Gordon Square
The house was quiet today. No one mentioned the date. It has been ten years. Thoby and I remember it all, but what of Virginia and Adrian? She was thirteen, and he only twelve. What do they remember? The long night before when no one slept? Beautiful, calm Stella, her hair pulled back in a blue kerchief, sitting by Mother’s bed? Mother’s dry steep fever and her digging, racking cough? The doctor arriving just before dawn? Thoby was so angry that Father had not sent for him before. “Your mother would not allow it” was all Father said.
Mother died just after eleven in the morning. Sophie had made roast chicken for luncheon, but we did not eat until after midnight.
Friday 12 May 1905—46 Gordon Square (late)
Virginia came in to talk as I was writing in bed tonight. I had to quickly pull the coverlet up over this notebook. Since The Manchester Guardian accepted her article on the inn in Andalusia earlier this month, she has been even more insistent about who is the writer and who is the painter . Letters are public and mine naturally get compared to Virginia’s. My appalling spelling, my clunky phrasing, my mismatched metaphors rolling around like loose boulders, my handwriting that slopes uphill no matter how squarely I face the page—invariably, they do not equal Virginia’s hammered prose.
And —Dinner with the Balfours tomorrow with George and Margaret. No doubt they have several eligible young men they would like us to meet. A white glove and seed pearl evening. It will be dreadful.
Thursday 18 May 1905—46 Gordon Square
Restless and unable to settle this afternoon. I know my demons are out in force because it is another Thursday, and after last Thursday’s disaster, I am nervous. Last week my newly shored-up confidence broke away like wet sand. In four hours the serious, literate men will arrive,and while Virginia will amuse them with her circus acrobatics of witty, well-turned phrases, cleverly layered and underscored by her ruthlessly subtle mind, I will worry if the cocoa is served and if Lytton likes the fish.
I think in mass . In colour and shape and light and volume and texture. Not in words. Words delicately sewn around an abstract idea leave me feeling large and awkward and with nothing to say. What is the meaning of good? My mind asks “What is the colour of good? What size? What light? Where to put the bowl of poppies?”
Later
Not good. Wombat would not stop barking, and Lytton did not care for the fish. He would have preferred chicken.
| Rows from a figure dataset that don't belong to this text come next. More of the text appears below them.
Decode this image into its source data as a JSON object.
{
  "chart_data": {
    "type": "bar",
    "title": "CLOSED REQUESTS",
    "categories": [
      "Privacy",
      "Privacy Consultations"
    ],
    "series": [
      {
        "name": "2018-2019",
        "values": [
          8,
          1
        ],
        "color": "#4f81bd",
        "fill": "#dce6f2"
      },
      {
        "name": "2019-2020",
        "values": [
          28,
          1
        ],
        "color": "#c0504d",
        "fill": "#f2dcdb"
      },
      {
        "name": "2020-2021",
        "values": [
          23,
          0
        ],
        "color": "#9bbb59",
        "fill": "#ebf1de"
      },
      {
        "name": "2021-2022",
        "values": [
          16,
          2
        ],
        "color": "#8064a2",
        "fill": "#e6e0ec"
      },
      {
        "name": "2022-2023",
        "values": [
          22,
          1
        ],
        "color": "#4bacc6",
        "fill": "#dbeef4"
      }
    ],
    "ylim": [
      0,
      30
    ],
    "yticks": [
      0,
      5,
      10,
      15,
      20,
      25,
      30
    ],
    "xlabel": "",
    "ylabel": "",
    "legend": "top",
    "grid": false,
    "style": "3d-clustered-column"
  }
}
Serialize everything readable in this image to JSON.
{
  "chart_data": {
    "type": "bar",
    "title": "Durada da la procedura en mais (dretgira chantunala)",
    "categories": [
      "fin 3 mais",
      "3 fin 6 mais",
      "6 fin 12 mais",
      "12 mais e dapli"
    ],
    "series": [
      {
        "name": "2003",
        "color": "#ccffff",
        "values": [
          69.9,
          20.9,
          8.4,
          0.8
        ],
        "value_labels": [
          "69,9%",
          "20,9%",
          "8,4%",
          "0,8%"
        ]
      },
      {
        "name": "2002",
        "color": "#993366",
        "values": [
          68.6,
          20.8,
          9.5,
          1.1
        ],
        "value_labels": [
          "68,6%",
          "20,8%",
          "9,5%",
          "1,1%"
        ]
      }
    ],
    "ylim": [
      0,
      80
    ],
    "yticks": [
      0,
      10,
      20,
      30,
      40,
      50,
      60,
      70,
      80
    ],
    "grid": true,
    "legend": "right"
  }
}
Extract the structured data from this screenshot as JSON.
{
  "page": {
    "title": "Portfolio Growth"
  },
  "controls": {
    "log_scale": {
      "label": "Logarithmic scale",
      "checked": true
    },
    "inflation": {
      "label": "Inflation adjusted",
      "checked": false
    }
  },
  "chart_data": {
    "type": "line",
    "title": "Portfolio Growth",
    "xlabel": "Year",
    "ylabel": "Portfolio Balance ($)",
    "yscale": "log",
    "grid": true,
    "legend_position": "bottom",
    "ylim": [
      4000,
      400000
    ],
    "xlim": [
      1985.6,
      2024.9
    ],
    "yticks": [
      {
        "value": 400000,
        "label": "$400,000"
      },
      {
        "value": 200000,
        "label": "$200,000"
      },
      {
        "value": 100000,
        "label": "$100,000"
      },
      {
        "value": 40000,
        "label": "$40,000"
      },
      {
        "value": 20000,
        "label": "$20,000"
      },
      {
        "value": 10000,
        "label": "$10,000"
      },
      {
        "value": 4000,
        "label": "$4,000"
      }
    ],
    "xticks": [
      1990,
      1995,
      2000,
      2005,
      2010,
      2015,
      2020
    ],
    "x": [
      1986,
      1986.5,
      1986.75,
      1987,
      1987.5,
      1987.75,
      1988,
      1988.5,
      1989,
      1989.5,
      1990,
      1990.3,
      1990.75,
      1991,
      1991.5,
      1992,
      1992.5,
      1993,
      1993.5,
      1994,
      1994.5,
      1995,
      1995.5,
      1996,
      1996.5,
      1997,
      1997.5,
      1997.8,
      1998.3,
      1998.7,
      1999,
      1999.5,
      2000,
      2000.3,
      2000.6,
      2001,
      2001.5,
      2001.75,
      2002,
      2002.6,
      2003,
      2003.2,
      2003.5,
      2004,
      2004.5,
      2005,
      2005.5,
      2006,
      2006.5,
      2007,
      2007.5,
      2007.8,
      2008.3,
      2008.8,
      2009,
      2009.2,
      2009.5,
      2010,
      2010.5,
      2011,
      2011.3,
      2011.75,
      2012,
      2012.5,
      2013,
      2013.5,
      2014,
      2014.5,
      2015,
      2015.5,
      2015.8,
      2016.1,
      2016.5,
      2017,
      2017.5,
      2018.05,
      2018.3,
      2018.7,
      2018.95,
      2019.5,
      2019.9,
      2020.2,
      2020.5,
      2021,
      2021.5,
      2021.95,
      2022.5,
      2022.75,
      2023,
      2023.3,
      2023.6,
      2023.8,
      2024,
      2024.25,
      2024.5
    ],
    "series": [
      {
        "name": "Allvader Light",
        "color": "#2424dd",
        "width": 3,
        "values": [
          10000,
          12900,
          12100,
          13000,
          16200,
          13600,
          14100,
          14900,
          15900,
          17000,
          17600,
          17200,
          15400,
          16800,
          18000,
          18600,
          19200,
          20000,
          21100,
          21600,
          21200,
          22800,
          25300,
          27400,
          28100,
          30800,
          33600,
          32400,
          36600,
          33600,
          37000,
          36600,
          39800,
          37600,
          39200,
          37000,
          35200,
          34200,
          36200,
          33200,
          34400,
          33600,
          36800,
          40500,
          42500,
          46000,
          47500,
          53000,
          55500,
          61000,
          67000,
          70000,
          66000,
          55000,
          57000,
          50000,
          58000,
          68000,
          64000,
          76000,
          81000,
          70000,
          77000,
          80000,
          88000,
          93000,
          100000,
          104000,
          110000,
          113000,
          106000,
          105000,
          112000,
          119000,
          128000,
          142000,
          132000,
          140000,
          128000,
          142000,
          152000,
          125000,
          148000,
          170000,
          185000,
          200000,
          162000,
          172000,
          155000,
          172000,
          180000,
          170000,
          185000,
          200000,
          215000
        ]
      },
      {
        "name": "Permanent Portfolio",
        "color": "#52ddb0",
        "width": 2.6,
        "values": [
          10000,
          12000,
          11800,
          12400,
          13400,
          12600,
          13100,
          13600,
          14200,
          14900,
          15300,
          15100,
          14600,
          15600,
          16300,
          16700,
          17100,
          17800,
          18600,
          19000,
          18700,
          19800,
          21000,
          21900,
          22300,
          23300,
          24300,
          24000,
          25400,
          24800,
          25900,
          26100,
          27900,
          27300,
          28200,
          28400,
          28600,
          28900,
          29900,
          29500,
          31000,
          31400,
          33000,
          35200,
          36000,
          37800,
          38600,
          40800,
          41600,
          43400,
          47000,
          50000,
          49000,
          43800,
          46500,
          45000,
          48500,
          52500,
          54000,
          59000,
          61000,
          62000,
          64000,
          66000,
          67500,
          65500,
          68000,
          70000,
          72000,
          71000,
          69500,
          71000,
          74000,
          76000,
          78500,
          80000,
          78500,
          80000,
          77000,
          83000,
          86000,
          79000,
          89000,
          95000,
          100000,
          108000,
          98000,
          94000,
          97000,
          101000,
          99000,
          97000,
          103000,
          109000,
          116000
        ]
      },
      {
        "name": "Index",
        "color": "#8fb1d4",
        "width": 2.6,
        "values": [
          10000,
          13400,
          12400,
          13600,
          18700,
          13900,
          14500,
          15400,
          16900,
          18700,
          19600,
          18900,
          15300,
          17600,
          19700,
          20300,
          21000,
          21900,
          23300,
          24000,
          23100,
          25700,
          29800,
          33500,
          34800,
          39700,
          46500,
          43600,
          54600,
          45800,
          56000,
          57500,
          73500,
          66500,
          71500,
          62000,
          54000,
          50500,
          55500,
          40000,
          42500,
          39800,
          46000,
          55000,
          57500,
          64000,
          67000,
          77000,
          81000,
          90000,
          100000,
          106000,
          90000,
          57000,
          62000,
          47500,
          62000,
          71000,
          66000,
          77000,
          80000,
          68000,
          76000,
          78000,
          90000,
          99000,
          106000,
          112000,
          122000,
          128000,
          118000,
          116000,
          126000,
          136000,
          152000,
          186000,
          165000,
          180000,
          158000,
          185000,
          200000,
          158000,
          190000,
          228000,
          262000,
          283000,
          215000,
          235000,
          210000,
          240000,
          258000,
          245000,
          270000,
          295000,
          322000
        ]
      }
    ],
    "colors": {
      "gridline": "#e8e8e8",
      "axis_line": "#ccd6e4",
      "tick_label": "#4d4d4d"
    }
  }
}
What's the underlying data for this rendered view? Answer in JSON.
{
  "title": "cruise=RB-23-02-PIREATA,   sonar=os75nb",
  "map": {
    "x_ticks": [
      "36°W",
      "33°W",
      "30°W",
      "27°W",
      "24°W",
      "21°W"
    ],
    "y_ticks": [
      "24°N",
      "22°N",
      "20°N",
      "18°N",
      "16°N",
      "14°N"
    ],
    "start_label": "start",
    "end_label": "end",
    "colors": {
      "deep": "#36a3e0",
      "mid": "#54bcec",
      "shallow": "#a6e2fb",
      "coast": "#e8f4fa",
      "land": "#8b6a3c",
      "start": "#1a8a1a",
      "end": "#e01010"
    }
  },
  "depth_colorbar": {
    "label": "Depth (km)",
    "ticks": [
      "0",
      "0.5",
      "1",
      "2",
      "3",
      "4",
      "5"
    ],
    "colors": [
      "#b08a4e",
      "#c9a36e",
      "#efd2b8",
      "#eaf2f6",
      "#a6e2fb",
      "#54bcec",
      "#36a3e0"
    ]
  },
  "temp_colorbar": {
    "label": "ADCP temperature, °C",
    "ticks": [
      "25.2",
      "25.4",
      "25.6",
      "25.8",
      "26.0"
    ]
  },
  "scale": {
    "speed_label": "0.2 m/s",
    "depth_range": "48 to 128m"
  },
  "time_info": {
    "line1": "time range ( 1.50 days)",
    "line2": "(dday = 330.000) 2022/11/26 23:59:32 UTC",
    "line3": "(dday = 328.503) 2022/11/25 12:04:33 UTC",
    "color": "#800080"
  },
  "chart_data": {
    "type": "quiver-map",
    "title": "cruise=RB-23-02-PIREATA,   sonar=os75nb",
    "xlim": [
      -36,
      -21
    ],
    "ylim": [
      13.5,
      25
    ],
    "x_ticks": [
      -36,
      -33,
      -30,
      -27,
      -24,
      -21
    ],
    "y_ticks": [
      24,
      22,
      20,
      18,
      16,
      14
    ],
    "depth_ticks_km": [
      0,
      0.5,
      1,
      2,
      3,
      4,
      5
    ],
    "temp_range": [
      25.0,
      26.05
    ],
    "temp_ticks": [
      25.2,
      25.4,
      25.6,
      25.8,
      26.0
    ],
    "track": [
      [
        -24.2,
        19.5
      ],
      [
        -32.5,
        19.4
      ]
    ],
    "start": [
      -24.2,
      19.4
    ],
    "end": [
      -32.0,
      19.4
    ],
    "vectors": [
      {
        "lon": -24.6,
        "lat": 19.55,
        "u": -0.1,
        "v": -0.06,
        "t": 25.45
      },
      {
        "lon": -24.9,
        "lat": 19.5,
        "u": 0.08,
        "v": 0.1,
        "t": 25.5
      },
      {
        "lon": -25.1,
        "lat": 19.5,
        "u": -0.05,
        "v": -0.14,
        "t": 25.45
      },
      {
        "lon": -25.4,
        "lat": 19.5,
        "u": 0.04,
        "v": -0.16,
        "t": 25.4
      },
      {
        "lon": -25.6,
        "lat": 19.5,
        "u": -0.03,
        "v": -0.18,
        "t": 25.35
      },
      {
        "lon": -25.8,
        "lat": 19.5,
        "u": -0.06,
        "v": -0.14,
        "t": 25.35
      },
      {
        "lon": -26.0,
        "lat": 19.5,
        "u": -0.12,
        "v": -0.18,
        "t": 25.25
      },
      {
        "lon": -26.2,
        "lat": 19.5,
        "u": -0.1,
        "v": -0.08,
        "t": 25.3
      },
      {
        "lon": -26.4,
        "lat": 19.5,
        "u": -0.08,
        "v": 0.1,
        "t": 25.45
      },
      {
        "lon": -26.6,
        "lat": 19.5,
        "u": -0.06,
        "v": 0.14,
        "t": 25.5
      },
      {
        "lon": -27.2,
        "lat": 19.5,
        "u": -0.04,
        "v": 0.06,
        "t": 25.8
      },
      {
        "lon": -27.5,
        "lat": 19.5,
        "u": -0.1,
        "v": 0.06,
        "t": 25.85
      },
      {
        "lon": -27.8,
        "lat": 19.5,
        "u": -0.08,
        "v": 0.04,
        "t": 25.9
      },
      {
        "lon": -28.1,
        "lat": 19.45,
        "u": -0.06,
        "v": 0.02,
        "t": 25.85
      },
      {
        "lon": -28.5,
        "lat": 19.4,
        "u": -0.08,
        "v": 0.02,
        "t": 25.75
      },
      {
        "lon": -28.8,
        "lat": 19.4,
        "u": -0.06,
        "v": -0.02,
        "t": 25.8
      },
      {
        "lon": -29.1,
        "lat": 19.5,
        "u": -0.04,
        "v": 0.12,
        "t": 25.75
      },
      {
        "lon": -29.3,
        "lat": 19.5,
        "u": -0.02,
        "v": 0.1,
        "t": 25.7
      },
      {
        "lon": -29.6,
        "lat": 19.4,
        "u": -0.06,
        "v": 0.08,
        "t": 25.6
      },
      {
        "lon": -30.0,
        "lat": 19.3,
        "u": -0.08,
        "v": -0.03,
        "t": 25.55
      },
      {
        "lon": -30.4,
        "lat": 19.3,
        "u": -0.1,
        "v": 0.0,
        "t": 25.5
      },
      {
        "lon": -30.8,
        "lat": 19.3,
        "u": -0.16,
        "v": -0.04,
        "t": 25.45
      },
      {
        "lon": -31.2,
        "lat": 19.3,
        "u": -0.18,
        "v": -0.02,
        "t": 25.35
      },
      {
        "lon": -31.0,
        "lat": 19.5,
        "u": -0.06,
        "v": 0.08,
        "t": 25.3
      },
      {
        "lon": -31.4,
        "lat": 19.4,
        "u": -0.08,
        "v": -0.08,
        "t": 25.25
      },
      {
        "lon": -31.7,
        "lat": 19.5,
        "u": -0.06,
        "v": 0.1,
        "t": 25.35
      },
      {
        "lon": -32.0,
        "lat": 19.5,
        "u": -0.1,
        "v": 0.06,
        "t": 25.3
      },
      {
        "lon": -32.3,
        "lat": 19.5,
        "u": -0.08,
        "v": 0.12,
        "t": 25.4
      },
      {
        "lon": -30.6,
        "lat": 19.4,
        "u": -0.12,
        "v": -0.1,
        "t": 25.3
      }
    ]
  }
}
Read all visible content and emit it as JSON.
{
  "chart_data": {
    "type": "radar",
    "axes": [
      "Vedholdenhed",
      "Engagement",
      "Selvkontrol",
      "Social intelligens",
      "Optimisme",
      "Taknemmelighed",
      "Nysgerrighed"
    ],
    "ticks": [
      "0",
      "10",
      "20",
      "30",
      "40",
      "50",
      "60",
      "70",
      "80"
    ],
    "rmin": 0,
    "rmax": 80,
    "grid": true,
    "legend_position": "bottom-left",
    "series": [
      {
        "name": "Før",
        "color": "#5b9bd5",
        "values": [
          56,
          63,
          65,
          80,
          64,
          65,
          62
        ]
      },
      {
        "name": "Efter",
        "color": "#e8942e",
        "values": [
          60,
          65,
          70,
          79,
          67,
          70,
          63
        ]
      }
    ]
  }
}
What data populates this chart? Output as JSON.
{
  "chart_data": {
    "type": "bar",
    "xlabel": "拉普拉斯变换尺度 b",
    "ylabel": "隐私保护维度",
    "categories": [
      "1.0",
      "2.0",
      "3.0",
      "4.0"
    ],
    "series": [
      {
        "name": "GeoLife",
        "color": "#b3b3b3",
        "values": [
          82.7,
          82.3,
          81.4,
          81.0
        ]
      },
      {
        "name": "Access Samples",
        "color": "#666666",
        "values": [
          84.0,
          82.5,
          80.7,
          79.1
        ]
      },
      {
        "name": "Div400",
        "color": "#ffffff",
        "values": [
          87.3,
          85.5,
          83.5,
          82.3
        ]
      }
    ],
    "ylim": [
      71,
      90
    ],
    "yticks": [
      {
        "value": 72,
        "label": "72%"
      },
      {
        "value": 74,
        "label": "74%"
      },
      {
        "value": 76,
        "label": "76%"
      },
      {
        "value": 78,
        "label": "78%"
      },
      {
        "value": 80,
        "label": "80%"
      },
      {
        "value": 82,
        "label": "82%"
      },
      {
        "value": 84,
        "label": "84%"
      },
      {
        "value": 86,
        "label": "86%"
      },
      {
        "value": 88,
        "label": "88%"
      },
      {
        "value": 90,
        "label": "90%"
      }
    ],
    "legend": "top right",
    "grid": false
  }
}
1 June 1905—46 Gordon Square
Working on my portrait of Virginia and thinking about the effect of thickly layered paint. How to do it without losing the light? The translucence? I want it to be heavy but not dull, or perhaps thick but not heavy? Whistler does it and creates a finely blurred texture without the weight. I want the paint to mix right there on the canvas rather than safely on my palette. Homer’s ocean in Breezing Up has the thickened quality, but the effect is a threatening underwater darkness rather than slides of light laid against one another. I wish for depth done with more paint rather than less.
I will ask Mr Bell about it.
5 June 1905—46 Gordon Square (a warm evening)
“But Nessa, do you think it’s true?” asked Virginia tenaciously, sitting on the edge of the bathtub. The window was open, and I could hear the rumble of the Number 16 omnibus.
“I don’t know, Virginia,” I said, wrapping my breath around a patchof calm. “I only did a semi-rest cure, and I certainly did not fall in love with my doctor.”
The bathwater was beginning to cool.
“Elizabeth Robbins says it is inevitable,” Virginia persisted. “A certainty.”
“Well, it wasn’t inevitable for me,” I answered, gathering my hair in my wet hand and twisting it into a messy knot at the back. As I raised my arm, Virginia’s eyes dropped unembarrassed to my exposed right breast and I quickly slid deeper into the soapy water.